Undergraduate Project

Professor's Name

Dr. Katharine Burakowski


Many professional athletes across a wide variety of sport have obtained celebrity status and as a result, have become human brands much greater than themselves (Carlson and Donavan, 2013). Previous research analyzed specific cases, individual strategies, and consumer behaviors. However, this study has furthered new knowledge by obtaining a comprehensive description of the differing approaches set in place by the National Basketball Association and the National Hockey League with regard to branding of individual athletes on Twitter. The purpose of this study was to determine in which ways do different sport leagues contrast in how they brand athletes on Twitter. A cross-sectional design was employed to adequately collect data needed with a population that consisted of Twitter accounts of MLB and NBA teams.

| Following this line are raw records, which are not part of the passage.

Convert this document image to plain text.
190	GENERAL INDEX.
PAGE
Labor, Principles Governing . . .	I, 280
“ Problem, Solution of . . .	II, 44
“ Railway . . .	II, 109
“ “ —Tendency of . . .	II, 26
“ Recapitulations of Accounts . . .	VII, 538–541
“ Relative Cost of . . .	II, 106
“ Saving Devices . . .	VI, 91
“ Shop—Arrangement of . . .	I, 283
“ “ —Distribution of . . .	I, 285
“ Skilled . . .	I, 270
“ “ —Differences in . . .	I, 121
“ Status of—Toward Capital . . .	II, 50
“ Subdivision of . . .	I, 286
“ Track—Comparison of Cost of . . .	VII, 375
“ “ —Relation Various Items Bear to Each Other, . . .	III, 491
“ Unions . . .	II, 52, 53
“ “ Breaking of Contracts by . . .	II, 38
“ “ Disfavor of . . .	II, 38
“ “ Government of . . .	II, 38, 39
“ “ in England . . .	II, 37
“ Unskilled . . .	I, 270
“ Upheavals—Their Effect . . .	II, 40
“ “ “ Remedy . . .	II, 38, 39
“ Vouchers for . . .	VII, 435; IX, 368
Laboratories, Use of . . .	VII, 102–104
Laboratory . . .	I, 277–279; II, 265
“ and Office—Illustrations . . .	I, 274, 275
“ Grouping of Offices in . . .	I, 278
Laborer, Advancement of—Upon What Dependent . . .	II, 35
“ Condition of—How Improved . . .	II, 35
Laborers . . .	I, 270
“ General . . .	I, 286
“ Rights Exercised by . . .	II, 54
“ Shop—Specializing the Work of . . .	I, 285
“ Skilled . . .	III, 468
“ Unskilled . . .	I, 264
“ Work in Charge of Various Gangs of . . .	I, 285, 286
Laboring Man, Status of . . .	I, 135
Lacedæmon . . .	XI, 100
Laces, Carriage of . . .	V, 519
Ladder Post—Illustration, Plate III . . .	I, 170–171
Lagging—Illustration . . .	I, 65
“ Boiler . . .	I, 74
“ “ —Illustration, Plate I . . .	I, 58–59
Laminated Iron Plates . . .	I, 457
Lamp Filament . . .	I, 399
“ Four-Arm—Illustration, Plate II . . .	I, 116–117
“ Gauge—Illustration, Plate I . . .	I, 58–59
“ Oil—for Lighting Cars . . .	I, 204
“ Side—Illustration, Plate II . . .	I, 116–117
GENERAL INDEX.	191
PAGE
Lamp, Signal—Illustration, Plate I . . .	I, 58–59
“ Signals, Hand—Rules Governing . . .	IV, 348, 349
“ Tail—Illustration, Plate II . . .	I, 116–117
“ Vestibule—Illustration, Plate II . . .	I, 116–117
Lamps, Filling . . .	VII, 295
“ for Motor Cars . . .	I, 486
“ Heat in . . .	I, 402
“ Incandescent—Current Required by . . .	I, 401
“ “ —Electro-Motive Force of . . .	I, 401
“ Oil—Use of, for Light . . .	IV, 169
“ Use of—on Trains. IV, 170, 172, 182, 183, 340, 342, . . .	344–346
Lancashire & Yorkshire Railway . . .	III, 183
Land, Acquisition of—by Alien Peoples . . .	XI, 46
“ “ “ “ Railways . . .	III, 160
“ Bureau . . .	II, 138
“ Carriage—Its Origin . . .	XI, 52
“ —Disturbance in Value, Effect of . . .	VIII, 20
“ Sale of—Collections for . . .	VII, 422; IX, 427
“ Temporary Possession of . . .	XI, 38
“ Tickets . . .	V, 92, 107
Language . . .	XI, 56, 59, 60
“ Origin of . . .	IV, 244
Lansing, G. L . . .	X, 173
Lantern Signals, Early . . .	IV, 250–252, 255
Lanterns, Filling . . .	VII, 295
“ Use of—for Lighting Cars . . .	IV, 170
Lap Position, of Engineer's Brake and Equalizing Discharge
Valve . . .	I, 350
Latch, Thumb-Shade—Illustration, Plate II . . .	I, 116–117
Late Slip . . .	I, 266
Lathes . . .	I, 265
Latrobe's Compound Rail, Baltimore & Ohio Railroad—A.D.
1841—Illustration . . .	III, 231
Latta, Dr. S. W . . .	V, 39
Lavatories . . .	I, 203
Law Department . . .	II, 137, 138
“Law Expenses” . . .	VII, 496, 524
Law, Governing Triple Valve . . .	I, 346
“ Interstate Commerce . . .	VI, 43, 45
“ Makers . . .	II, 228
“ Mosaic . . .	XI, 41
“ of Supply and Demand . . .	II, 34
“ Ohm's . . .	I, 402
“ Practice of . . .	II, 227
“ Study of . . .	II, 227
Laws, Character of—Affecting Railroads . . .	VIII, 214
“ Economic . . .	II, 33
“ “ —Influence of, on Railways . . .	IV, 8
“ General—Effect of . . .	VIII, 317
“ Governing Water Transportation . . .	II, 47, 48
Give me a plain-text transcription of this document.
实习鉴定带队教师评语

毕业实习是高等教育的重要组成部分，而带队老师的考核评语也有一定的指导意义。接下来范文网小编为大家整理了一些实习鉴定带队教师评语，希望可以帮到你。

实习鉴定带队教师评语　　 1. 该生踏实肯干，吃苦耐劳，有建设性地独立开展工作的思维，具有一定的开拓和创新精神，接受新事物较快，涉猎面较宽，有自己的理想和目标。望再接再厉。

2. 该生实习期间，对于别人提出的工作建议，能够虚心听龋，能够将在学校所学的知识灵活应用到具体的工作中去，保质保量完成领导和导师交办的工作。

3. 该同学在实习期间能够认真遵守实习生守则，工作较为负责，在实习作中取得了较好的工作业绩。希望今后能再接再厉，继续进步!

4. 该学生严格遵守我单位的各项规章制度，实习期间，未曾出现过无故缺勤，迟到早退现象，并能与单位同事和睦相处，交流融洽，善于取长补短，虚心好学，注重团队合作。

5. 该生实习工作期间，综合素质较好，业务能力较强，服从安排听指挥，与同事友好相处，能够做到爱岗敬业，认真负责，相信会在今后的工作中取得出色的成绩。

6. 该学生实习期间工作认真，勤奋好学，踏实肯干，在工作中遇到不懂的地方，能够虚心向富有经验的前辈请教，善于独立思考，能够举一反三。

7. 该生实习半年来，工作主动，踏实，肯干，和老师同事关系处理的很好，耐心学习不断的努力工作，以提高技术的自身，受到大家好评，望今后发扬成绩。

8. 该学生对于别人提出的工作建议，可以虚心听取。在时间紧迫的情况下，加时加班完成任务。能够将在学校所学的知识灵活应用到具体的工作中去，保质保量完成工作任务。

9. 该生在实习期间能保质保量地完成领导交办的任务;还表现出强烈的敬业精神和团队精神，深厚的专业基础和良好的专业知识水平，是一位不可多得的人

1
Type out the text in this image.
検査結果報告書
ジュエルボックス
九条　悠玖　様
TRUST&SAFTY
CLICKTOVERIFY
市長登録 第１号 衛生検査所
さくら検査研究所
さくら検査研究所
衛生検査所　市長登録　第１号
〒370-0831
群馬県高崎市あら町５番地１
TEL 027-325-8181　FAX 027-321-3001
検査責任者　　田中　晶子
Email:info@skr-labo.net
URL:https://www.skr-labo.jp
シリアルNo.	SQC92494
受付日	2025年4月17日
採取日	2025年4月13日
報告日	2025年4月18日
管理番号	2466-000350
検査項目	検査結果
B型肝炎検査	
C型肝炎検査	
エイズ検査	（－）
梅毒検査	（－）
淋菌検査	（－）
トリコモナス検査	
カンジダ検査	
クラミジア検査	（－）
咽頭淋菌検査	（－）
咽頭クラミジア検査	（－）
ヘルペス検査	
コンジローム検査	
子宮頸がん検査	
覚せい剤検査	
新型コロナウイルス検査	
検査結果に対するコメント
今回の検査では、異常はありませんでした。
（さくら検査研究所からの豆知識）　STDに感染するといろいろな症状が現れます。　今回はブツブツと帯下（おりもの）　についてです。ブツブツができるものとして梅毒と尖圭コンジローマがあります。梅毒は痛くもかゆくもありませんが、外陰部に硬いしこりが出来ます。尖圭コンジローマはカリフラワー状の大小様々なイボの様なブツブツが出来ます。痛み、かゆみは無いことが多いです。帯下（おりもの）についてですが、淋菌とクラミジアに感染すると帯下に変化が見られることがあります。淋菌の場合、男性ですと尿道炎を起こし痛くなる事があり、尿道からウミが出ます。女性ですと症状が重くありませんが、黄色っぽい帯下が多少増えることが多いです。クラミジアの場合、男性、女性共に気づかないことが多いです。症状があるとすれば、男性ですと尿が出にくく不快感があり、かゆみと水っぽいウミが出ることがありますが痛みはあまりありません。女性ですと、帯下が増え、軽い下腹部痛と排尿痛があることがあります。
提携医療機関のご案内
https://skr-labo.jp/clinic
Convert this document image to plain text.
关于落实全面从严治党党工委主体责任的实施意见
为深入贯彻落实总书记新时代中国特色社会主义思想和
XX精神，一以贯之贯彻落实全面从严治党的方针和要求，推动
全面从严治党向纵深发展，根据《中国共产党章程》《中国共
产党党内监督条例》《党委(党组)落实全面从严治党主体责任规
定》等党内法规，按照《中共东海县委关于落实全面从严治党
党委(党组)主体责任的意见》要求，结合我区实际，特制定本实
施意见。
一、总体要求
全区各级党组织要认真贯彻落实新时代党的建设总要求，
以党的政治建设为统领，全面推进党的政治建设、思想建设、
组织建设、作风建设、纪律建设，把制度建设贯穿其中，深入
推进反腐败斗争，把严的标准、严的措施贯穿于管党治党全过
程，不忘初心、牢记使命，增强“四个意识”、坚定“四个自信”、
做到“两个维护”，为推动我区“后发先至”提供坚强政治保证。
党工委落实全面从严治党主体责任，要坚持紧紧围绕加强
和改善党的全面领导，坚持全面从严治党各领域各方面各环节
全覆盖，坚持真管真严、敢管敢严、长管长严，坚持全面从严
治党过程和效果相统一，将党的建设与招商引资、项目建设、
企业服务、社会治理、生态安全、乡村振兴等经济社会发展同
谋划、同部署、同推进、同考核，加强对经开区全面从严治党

Six teams from both of leagues were sampled and obtained through stratified random sampling based on number of followers to accurately represent the greater population. Secondary quantitative data was collected and analyzed via an independent t-test. Overall, NBA accounts maintained a significantly higher degree of focus on individual athletes than the NHL on Twitter. Because of this, NBA teams maintain a greater connection between fans and players, communicate more information about players’ personal lives, and have taken advantage of their ability to become the new gatekeeper.